Same situation, same tragic end — this time in Sacramento, where marchers filled the air with screams, cries and chants of “No justice, no peace!” Their anguish and anger fueled by the fatal shooting of Stephon Clark. On Sunday March 18, the 22-year-old Clark became another grim statistic in the long list of unarmed black men gunned down by police. Watching the news reports of the demonstrations, one call out to the crowd stood out for me — someone yelled, “Let’s fire the people who fire the police!” Those words actually reflect a shift in strategy for some activists. No more singular focus on getting rid of accused police officers and police chiefs. Increasingly, activists are targeting district attorneys — often the last line of defense for police officers.

Sadly, it is common for district attorneys not to bring charges against police officers. Even so, it was shocking that nine days after Clark was shot, state prosecutors announced they would not bring charges in another deadly police shooting — that of Alton Sterling in Baton Rouge in 2016. (The Justice Department had determined there was not enough evidence in May of last year.) But, just six days after the no charges announcement, the police department released a graphic police cam video of the Alton Sterling incident. Again, released after the cops actions were deemed appropriate. But, I defy anyone to watch that stomach-turning video and come away thinking the police officers’ actions didn’t lead to Sterling’s fatal shooting. And I don’t feel better that the police department released the video and simultaneously fired Blane Salamoni, the officer who killed Sterling at point-blank range. His partner, Howie Lake, was suspended for three days.

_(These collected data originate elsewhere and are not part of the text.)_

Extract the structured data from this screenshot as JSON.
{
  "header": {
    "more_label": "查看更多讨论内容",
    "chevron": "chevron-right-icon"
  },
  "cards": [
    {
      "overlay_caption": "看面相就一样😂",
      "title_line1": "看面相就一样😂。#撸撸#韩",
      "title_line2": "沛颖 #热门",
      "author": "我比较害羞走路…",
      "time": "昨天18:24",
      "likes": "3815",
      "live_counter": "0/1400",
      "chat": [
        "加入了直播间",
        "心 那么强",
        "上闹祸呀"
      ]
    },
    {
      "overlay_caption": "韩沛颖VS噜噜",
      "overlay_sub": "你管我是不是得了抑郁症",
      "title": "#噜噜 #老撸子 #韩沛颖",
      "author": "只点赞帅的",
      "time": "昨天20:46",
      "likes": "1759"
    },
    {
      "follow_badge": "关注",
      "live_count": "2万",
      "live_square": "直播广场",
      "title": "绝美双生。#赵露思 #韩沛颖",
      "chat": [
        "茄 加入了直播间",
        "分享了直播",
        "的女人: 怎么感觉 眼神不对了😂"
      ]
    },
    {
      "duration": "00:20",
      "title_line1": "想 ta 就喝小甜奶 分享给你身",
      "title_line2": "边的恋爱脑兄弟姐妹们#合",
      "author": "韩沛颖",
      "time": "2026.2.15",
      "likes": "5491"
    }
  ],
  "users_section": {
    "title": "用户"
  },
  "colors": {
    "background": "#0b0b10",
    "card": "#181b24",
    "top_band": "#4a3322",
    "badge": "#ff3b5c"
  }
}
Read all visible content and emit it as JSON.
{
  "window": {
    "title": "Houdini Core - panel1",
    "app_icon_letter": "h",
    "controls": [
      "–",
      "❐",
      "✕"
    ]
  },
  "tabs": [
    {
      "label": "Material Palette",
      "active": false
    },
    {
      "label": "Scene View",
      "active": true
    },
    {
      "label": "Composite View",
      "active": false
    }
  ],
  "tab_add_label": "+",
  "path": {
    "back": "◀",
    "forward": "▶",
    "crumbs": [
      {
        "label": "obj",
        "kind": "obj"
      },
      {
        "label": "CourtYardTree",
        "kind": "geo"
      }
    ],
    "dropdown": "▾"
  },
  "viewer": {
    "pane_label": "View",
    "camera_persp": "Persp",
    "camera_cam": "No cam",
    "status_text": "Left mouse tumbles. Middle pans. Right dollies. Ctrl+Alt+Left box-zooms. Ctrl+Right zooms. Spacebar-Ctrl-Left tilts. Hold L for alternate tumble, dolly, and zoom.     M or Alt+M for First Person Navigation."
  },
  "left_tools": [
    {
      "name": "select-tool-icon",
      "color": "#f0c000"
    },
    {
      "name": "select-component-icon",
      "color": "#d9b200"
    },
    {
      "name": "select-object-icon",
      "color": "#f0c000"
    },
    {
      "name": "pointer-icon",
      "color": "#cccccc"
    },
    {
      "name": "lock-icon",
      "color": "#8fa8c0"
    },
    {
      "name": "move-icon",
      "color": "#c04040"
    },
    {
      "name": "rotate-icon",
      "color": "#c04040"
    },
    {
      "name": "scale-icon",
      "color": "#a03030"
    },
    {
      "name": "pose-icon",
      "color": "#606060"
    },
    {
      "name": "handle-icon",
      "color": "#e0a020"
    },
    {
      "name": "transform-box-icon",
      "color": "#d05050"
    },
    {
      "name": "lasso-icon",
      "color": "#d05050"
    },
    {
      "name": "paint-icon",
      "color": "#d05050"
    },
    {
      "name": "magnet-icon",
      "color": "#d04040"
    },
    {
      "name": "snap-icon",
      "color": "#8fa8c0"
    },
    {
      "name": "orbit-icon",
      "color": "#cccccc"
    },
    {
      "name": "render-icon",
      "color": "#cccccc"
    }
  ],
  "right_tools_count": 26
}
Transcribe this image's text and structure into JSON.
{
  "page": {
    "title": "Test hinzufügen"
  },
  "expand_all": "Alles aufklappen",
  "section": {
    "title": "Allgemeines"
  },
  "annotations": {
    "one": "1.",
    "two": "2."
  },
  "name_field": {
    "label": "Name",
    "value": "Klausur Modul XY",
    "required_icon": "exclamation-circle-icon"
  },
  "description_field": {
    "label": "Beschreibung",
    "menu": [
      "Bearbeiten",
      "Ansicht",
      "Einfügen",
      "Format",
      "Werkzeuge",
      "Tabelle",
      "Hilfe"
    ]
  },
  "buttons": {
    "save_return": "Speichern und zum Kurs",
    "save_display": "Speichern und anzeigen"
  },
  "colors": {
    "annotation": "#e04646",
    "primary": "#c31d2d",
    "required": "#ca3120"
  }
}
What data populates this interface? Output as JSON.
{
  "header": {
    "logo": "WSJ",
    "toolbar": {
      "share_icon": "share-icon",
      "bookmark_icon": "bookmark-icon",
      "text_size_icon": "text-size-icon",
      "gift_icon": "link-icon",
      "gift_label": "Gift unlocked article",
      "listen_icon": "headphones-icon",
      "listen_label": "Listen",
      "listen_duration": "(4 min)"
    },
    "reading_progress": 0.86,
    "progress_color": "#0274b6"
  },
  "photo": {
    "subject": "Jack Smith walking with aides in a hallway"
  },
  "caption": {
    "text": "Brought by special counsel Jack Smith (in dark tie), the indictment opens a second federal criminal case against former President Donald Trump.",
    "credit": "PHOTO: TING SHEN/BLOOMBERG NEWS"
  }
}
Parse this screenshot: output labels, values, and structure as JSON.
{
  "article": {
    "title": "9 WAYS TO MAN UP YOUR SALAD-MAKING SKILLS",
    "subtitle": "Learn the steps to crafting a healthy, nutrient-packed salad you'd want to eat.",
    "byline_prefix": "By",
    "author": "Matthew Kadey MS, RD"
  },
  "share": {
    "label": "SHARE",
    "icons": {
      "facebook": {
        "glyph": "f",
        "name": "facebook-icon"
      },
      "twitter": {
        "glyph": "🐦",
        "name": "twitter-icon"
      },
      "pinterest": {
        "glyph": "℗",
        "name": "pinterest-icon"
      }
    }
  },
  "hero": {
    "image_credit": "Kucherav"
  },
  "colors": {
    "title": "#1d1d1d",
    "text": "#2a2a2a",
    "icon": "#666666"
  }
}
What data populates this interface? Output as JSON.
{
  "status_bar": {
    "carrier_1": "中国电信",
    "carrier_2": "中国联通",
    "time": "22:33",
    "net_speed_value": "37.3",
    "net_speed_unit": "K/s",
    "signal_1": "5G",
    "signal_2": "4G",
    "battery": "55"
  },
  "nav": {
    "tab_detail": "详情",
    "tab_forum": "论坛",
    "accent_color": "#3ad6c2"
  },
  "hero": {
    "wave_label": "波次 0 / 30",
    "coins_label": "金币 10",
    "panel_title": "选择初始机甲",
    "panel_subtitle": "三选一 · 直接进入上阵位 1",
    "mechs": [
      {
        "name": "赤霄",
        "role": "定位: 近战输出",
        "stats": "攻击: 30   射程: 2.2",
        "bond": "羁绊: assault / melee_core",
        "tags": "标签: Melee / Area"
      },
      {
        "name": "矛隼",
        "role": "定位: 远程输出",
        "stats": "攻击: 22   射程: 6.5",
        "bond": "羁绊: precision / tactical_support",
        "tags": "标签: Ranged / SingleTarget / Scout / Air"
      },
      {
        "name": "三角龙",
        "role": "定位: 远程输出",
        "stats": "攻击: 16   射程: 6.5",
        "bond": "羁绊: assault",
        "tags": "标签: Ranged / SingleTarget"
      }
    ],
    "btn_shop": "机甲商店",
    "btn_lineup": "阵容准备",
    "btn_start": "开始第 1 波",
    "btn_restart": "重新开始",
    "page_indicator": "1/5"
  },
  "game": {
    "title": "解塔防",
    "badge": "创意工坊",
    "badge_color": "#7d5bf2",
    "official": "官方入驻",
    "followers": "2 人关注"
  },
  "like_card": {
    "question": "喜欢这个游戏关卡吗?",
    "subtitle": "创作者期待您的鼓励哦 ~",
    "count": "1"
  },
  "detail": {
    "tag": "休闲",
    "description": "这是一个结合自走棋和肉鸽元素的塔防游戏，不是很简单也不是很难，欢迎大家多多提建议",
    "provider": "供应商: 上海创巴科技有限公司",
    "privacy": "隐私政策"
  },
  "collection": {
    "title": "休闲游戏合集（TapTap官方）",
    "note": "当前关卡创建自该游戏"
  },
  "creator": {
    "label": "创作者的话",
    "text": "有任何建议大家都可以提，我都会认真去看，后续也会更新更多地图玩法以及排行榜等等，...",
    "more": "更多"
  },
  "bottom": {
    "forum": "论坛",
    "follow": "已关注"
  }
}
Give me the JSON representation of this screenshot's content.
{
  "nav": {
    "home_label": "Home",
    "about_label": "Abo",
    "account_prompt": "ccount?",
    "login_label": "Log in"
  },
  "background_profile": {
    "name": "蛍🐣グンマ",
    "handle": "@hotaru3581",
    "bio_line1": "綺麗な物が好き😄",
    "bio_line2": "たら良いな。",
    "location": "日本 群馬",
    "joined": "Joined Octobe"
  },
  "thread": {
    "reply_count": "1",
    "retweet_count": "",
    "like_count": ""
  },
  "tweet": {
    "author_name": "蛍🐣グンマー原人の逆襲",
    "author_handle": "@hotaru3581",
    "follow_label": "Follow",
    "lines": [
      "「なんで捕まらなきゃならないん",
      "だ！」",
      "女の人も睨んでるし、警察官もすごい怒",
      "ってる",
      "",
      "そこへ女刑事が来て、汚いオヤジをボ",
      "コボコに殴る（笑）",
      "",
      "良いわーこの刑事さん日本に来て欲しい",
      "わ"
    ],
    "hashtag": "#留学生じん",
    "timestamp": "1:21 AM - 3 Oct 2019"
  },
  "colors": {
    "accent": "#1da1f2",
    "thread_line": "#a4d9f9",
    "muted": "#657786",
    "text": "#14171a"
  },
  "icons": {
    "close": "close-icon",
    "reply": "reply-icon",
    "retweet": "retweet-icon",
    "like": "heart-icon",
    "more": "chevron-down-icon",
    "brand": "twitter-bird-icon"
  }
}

I know the law gives police officers wide latitude to shoot to kill if they feel themselves to be in imminent danger. And no matter the circumstance, pattern and practice suggest officers can rely on district attorneys to have their backs. How else to explain the failure to prosecute in notorious cases in Ferguson and Minneapolis and elsewhere?

It’s why activist Shaun King recently created the Real Justice PAC, or political action committee, to help elect what he calls “reform minded prosecutors.” Describing local district attorneys as “the gatekeepers of America’s justice system,” King says the PAC plans to distribute more than a million dollars to support progressives running for DA across the country.

Black Lives Matter, too, is working to target DAs with a track record of refusing to bring charges in police brutality cases. And, the nonpartisan ACLU has kicked off a national voter education and outreach campaign designed to explain district attorneys' impact on criminal justice. The group says more than 1,000 local prosecutors are up for election this November, including the campaign for Massachusetts Suffolk County District Attorney — long held by retiring Dan Conley. The Suffolk DA will  implement the brand new criminal justice reform bill with big changes in sentencing and rehabilitation programs. Whoever wins the seat needs to know voters like me are looking for a DA who understands the priority is justice — not unconditional loyalty to police.